For anyone else, one C would not a be a big deal, but speech class took me out of the running for valedictorian, thus ending the Cho legacy of being first in the class, which included my sister, brother, mother, and father.
They’re all so proud. Or they were.
The bitch of it is, I’d probably have given a kickass commencement speech, because I’d have been allowed to write that shit down first.
Speech class is what started me resenting Owen, too. I kinda liked him when we were kids. We even hung out sometimes because we lived two houses apart.
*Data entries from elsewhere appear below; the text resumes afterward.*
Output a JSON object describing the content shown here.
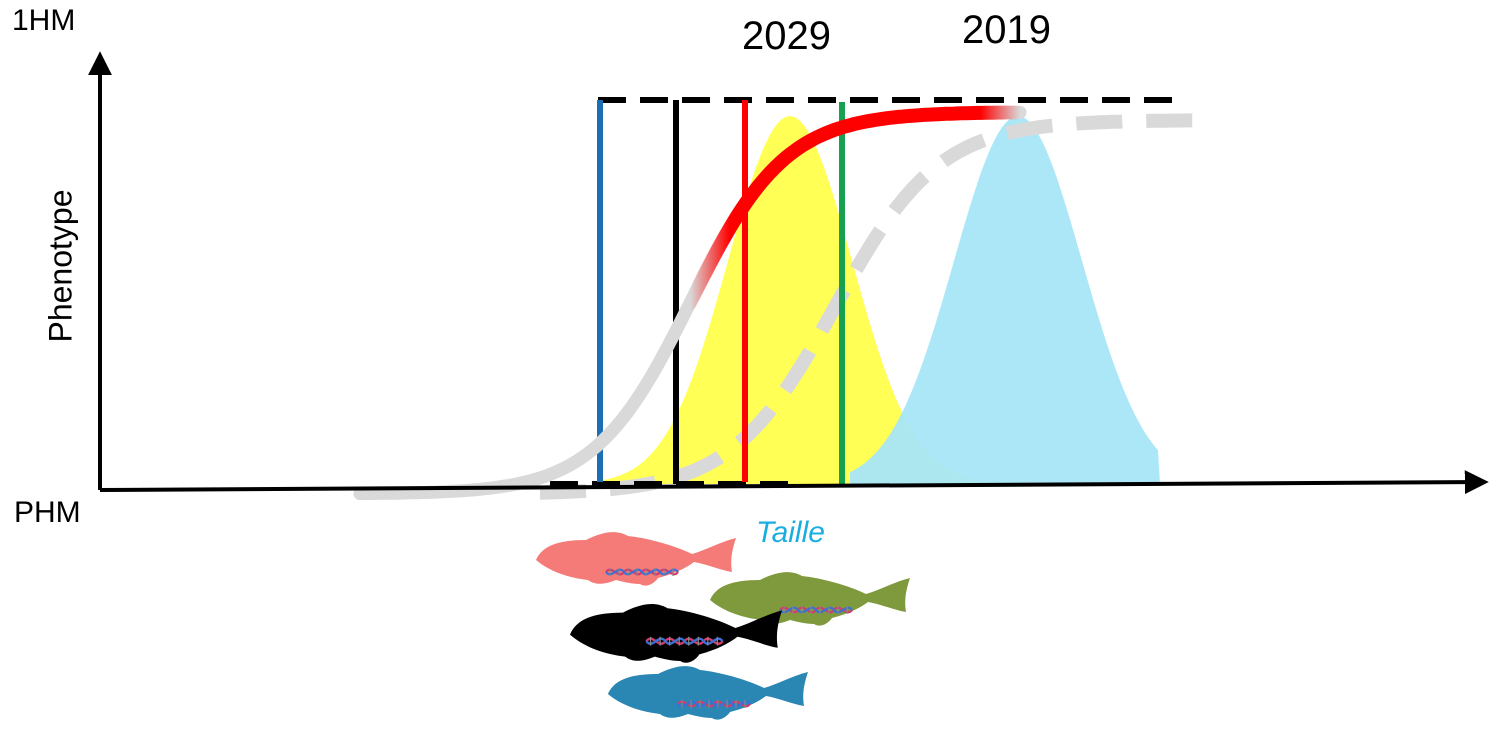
{
  "labels": {
    "y_top": "1HM",
    "y_bottom": "PHM",
    "y_axis": "Phenotype",
    "x_axis": "Taille",
    "year_left": "2029",
    "year_right": "2019"
  },
  "colors": {
    "axis": "#000000",
    "x_axis_label": "#1aaee0",
    "yellow_distribution": "#ffff55",
    "blue_distribution": "#a8e6f8",
    "red_curve": "#ff0000",
    "grey_curve": "#d9d9d9",
    "vline_blue": "#1b6fb2",
    "vline_black": "#000000",
    "vline_red": "#ff0000",
    "vline_green": "#16a050",
    "fish_pink": "#f47b78",
    "fish_olive": "#7f9a3c",
    "fish_black": "#000000",
    "fish_teal": "#2a86b2"
  },
  "icons": [
    "fish-pink-icon",
    "fish-olive-icon",
    "fish-black-icon",
    "fish-teal-icon",
    "dna-icon"
  ]
}
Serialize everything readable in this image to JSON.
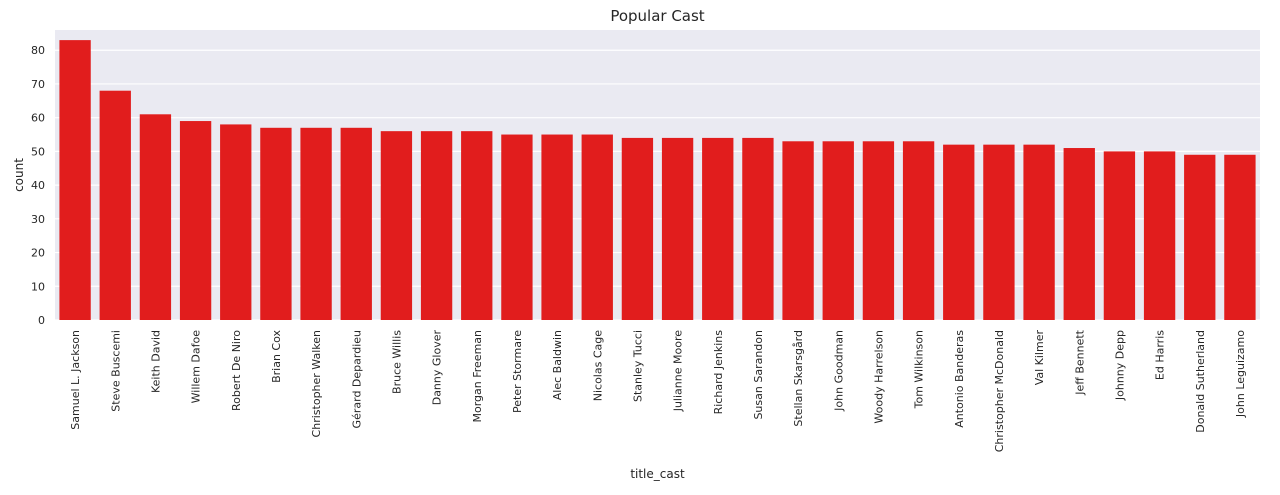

But now he’s this useless stoner, this complete wastoid. How was he able to get up to the podium and ramble with perfect ease and at length about anything in speech? Like he could be a politician or something. I resented his confidence, his conviction in what he had to say. He made everyone in class look bad, particularly me.
Now he’s using that golden tongue to win over Simone.
FML.
My mother studies me as I’m stretched out. “You are not lying down to study, (a) you’ll be asleep in two minutes, and (b) you’re going to mess up your back. Use your desk.”
Then she exits, knowing I’ll be powerless to refuse.
I do what she tells me to, relocating across the room. I drop into my chair and roll over to the center of the desk, resigned. The “back” argument is one I’ll never win. She’s been oddly relentless about our spinal cords my whole life. Apparently she never got over it when that actor Christopher Reeve became paralyzed in a horseback riding incident. I guess she was obsessed with him, as she learned English watching Superman again and again. Due to her age or maybe the language gap, some part of her must have thought the movie was real. So, when he was hurt, she was traumatized.
I swear her obsessive overprotection is why I was never able to take the leap off the big diving board. I’d get to the edge and then I’d hear her in my head, talking about how she didn’t want to have to feed me through a tube, then I’d wuss out.